Methods: This study adopted the U.S. Fragile Family and Child Well-Being Study (FFCWS) dataset to conduct research. FFCWS is a birth cohort study of 4,898 children born in large U.S. cities between 1998 and 2000. Mothers and fathers were interviewed soon after their children’s birth and follow-up interviews with both parents were conducted when children were 1, 3, 5, 9 and 15 years old. The current study used family physical environment data collected when children were 3 years old, and child cognitive outcomes data gathered when children were 5 years old.
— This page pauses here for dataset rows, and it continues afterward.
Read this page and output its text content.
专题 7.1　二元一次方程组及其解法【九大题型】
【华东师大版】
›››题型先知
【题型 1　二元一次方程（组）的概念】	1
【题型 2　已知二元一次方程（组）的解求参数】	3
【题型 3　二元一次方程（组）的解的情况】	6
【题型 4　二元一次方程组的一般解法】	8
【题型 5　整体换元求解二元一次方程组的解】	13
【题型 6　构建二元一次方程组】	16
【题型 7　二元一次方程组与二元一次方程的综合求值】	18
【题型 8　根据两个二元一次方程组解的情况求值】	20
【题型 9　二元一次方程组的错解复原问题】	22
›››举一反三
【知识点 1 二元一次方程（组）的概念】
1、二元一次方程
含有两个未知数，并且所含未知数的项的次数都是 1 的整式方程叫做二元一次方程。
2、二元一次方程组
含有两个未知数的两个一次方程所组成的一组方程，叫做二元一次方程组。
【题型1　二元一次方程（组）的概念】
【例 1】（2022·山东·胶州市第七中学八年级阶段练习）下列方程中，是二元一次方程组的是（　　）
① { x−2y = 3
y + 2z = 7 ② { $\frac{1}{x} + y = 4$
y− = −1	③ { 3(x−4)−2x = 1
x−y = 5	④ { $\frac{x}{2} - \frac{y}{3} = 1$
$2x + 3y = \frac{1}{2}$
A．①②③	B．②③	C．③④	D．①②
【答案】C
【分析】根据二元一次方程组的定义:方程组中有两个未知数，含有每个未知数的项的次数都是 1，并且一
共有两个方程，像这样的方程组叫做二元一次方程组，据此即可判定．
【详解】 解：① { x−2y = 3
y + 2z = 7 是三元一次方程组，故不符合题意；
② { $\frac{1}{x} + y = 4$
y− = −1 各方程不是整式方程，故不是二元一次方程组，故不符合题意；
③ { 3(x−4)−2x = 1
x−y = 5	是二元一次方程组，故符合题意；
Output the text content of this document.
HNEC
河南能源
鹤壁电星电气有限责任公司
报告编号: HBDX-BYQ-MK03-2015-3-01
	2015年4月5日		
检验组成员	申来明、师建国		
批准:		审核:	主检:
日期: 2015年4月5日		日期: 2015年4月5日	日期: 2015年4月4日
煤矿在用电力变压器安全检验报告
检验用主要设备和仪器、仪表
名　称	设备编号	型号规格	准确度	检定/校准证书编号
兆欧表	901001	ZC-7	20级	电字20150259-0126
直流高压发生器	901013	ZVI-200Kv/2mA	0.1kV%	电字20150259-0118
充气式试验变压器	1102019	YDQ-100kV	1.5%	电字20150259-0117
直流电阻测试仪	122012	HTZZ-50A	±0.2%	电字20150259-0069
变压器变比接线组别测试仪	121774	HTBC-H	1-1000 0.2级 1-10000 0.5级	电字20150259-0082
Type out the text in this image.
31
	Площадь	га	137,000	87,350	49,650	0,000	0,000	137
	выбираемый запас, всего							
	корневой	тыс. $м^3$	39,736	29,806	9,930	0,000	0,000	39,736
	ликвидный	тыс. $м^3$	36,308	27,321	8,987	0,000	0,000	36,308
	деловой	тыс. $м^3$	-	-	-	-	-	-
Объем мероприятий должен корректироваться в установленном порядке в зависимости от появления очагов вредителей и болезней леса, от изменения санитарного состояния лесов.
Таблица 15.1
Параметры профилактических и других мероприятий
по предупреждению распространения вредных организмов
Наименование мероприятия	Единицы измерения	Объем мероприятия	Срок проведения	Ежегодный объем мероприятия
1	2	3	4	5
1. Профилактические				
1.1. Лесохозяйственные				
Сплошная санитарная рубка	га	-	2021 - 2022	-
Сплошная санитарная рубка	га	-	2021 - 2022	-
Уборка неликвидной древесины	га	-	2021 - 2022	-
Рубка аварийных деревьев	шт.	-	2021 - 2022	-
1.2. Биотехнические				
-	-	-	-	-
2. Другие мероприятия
Family physical environment was measured by the Infant-Toddler Child Care Home Observation of Environment (HOME). The subscale Home Interior Environment was used in this study. Child cognitive outcomes were assessed by Peabody Vocabulary Test score, Woodcock Johnson Letter-Word Identification score, and Sustained Attention Task score.
Statistical analyses were performed using SPSS version 24. Descriptive analyses were conducted for all study variables. Multivariate regression models were run to test if adverse family physical environment would predict child Peabody score, Woodcock score, and attention score. All multivariate regression models controlled for child gender, maternal age, race/ethnicity, education, income, and family social factors such as children’s adverse childhood experiences at age 3.
Results: Regression results indicated that adverse family environment was significantly related with child Peabody score (β = -.106; p< .0001; 95% CI = -1.405, -.541), Woodcock score (β = -.080; p = .002; 95% CI = -1.136, -.259), and attention score (β = -.060; p = .035; 95% CI = -.230, -.008), even when a series of confounding variables were controlled.
Conclusions and Implications: The current study found that there was significant impact of adverse family physical environment on young children’s cognitive outcomes among the U.S. fragile families. The study results indicate that addressing poor physical household conditions and achieving environmental justice may be great prevention and intervention for children’s negative outcomes. Further research is needed to examine the mechanisms that may explain the linkage between adverse family physical environment and children’s cognitive performance.